Gino mostrou na prática que as novas tecnologias podem trazer grandes mudanças na vida de milhares de pessoas. "Felipe, um garoto que nasceu sem os cinco dedos, por exemplo, sofria bullying na escola. Quando criamos a prótese para ele, virou um super-herói", destacou. "O mais legal é a cara de felicidade deles, a alegria. E tem muita gente inscrita no projeto, pedindo suas mãos. Teve um menino que pediu do Darth Vader, de Guerra nas Estrelas. Outra garotinha pediu e fizemos em 24 horas. Um outro menino perdeu a mão em uma máquina de moer carne e não tinha assistência médica. Graças a impressão 3D pudemos ajudá-los".

Comentarista da Globo News e colunista do jornal O Globo, Flávia Oliveira voltou ao Fórum Agenda Bahia, que bateu recorde de público nesta quarta, com mais de 600 pessoas, e conduziu os talk shows com os palestrantes do seminário. A jornalista conversou com Motomura e Tubaro individualmente e depois juntos, no painel “Liderança em tempos de mudança”. Nesse momento, eles responderam dúvidas do público, falaram sobre a vida acadêmica, sobre os desafios para o futuro, entre outros assuntos.

Pela tarde, acontecem duas oficinas, dois painéis e um workshop. O simpósio é o último evento do ano do Fórum Agenda Bahia (www.agendabahiacorreio.com.br/conexoes).

Recorde de público: mais de 600 pessoas foram ao Agenda Bahia pela manhã
(Foto: Luciano Oliveira/Divulgação)

Abertura

Antes de Oscar e Gino subirem ao palco, o presidente da Rede Bahia Antonio Carlos Júnior abriu o último do seminários do Agenda Bahia deste ano. "Realizar o que parecia impossível utilizando a criatividade, força que move a sociedade para pensar em ideias inovadoras e nos recursos tecnológicos. Esse foi o desafio do Fórum Agenda Bahia 2017, que encerra sua terceira etapa hoje. Fomos tomados pela inquietação que pede tempos de mudança. Para isso, ampliamos o diálogo com a comunidade e mais - usamos o que há de mais inovador na tecnologia para propor soluções para a nossa capital e para o nosso estado", afirmou. Ele destacou que o papel da marca CORREIO é ser protagonista de mudanças que os novos tempos exigem em prol da sociedade. 

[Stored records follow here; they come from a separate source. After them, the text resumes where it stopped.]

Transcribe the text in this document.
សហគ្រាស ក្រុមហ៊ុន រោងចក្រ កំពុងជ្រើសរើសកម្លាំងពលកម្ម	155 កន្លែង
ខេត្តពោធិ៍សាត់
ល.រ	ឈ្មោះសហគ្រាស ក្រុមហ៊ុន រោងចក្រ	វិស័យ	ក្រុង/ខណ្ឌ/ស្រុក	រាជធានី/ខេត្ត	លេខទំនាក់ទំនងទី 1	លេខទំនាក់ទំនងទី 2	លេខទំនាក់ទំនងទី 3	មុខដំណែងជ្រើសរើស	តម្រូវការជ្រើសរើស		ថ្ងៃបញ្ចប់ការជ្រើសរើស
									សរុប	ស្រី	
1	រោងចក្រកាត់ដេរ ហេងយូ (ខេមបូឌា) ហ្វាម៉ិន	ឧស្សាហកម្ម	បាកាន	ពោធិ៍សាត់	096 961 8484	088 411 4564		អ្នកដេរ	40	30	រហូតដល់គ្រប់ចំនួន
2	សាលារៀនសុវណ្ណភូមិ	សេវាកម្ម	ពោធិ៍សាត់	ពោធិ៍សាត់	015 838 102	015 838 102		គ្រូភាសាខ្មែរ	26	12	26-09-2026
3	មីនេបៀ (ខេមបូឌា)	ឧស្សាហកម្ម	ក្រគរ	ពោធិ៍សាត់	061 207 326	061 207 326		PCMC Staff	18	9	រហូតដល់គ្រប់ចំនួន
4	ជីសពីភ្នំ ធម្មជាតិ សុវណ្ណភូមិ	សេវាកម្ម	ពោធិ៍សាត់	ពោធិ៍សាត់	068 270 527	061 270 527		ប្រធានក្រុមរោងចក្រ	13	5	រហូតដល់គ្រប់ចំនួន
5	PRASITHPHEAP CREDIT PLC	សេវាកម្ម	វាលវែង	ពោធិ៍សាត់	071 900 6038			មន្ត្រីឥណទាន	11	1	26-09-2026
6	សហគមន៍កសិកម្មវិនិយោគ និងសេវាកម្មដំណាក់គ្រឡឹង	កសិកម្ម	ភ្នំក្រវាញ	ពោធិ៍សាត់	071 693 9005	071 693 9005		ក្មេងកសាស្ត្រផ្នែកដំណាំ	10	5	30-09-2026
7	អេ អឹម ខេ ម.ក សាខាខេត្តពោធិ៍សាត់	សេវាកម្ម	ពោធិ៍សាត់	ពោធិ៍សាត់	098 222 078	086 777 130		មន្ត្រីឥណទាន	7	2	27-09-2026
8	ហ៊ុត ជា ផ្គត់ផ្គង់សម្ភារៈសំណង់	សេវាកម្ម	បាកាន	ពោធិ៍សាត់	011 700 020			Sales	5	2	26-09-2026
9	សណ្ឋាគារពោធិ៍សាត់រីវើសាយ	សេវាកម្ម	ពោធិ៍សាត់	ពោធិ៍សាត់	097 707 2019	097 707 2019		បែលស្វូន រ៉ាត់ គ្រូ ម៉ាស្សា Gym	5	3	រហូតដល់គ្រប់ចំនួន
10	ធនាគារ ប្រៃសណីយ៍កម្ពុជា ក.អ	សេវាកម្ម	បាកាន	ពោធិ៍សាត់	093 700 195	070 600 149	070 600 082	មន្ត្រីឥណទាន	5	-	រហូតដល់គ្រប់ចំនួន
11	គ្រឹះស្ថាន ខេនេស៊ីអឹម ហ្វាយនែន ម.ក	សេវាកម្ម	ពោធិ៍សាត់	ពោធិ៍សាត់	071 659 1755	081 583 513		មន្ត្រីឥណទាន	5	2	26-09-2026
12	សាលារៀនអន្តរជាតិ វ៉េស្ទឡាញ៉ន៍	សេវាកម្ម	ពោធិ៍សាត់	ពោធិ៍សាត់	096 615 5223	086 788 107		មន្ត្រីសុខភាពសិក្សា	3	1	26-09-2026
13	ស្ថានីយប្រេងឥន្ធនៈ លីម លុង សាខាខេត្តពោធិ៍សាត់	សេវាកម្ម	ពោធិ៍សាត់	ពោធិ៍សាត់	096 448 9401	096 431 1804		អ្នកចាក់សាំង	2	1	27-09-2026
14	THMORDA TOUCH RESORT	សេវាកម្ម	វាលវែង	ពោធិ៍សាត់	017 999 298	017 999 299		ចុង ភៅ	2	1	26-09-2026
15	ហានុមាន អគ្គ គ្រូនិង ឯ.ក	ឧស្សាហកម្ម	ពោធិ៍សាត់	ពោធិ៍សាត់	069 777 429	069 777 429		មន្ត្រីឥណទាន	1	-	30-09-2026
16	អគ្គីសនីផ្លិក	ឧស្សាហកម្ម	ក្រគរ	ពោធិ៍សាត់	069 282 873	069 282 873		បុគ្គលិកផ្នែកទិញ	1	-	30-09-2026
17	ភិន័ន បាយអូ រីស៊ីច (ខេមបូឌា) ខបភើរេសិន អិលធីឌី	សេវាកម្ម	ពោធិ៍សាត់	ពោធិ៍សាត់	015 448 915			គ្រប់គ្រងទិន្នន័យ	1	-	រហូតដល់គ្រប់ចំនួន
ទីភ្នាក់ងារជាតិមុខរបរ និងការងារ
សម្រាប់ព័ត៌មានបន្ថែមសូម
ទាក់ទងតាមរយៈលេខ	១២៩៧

Também durante a abertura do evento, o vice-presidente da Federação das Indústrias da Bahia (Fieb) Alex Portela ressaltou que uma das características marcantes do Agenda Bahia é a discussão de temas interessantes para toda a sociedade. "Nada mais apropriado do que o Seminário Conexões acontecer aqui no Cimatec, unidade que é a mais avançada do Senai no país".

O diretor industrial da Braskem Carlos de Freitas Alfano Neto antecipou um dos destaques do dia: "Nós vamos ter a oportunidade hoje de ter uma palestra da Adriele, uma paratleta que é patrocinada pela Braskem e a gente tem como exemplo prático de como a junção do plástico, da inovação e da tecnologia pode melhorar a vida das pessoas".

Em sua fala, o representante da Braskem afirmou que é um grande prazer apoiar o Agenda Bahia. "A discussão sobre temas como inovação, tecnologia e conexões está totalmente alinhada com a nossa visão, o nosso propósito de através do plástico e da química melhorar a vida das pessoas", pontuou.